As the first women exonerated from death row in the United States, Ms. Butler-Smith shared her experience on death row with only one other women in Mississippi in the early 1990s: “It was hard because, at the time, they didn’t know what to do with us. They put us down a hall, with a piece of tape on the floor.” She also explains that her lack of understanding about how the system functioned left her in constant fear. Following the imposition of her death sentence, Mississippi announced her execution date, but she “wasn’t told that the state had to exhaust all state remedies before they could actually carry out a death sentence.” Because of this, Ms. Butler-Smith was scared, and she said, “I listened for every chain, every sound, because I actually thought I was going to die.”
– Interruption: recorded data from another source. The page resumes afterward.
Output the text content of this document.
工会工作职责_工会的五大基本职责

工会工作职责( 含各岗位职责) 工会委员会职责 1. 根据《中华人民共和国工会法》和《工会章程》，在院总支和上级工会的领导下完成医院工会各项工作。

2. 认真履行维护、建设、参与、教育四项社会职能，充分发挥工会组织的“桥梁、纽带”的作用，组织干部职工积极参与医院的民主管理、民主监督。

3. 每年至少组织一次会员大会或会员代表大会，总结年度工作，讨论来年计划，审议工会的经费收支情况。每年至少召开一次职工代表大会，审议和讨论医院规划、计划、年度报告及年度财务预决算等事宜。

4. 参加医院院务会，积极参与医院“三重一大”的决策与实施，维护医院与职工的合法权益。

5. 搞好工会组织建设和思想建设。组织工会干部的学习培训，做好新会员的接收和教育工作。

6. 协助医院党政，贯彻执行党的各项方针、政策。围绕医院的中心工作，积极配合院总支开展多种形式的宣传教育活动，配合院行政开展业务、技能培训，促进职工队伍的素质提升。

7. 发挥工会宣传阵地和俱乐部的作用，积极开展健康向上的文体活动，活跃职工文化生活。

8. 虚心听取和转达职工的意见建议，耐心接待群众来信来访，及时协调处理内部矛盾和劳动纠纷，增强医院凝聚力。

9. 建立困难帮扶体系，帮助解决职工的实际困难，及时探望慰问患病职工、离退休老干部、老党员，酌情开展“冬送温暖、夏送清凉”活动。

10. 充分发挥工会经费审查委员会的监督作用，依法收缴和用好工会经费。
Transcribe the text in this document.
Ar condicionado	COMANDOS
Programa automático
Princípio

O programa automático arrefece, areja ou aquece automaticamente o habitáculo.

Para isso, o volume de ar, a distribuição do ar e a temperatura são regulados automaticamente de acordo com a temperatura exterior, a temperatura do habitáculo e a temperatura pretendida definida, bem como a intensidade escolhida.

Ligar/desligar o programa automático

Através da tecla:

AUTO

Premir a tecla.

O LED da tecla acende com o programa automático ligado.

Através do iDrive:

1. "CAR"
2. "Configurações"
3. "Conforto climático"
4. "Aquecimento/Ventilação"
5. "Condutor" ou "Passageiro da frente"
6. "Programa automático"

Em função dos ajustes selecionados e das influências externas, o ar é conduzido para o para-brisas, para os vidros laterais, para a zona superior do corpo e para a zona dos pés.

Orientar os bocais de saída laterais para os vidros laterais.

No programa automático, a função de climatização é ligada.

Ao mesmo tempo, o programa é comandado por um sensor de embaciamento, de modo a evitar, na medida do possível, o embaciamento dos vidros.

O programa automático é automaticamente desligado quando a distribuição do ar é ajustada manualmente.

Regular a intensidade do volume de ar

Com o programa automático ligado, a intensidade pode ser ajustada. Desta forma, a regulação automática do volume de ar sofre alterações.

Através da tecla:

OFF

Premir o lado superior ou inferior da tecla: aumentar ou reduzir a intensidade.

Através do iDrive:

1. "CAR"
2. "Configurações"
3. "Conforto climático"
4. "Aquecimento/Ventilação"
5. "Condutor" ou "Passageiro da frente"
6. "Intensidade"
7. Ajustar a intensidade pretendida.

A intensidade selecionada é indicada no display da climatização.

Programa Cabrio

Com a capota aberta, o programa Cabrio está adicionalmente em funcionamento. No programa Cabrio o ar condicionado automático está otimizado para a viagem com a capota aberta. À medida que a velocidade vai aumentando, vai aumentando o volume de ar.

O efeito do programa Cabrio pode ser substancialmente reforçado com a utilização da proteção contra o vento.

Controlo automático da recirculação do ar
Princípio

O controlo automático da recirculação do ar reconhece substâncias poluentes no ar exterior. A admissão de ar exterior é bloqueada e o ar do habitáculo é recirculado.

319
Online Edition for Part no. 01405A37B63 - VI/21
Ms. Butler-Smith also discusses how gender and race intersected in her case. “Being a young African American with an all-white jury, nobody looked like me, it’s the reason why they were so easy to judge,” Ms. Butler-Smith says. She explained the unique trauma faced by mothers accused of killing their children “because you’re carrying that child for nine months, and then you lose your baby, and then you’re subsequently convicted of killing your own child. It just cuts deeper.” Since her acquittal and exoneration in 1995, Ms. Butler-Smith has connected with other exonerated women like Kristine Bunch and Debra Milke, who share the experience of being accused of harming their children while simultaneously grieving their loss.
After her acquittal, Ms. Butler-Smith faced the challenge of healing from two traumas: the loss of her son and her wrongful incarceration. “I lost my son. I never got to grieve, and I was never talked to in the first trial,” she reveals. And following her release, Ms. Butler-Smith spent two years attempting to locate where her son had been buried, as nobody told her while she was incarcerated. “It took me 10 years to get to where I’m at today, to be able to talk about what happened,” she explains. Ms. Butler-Smith is in the process of completing a book about her experiences.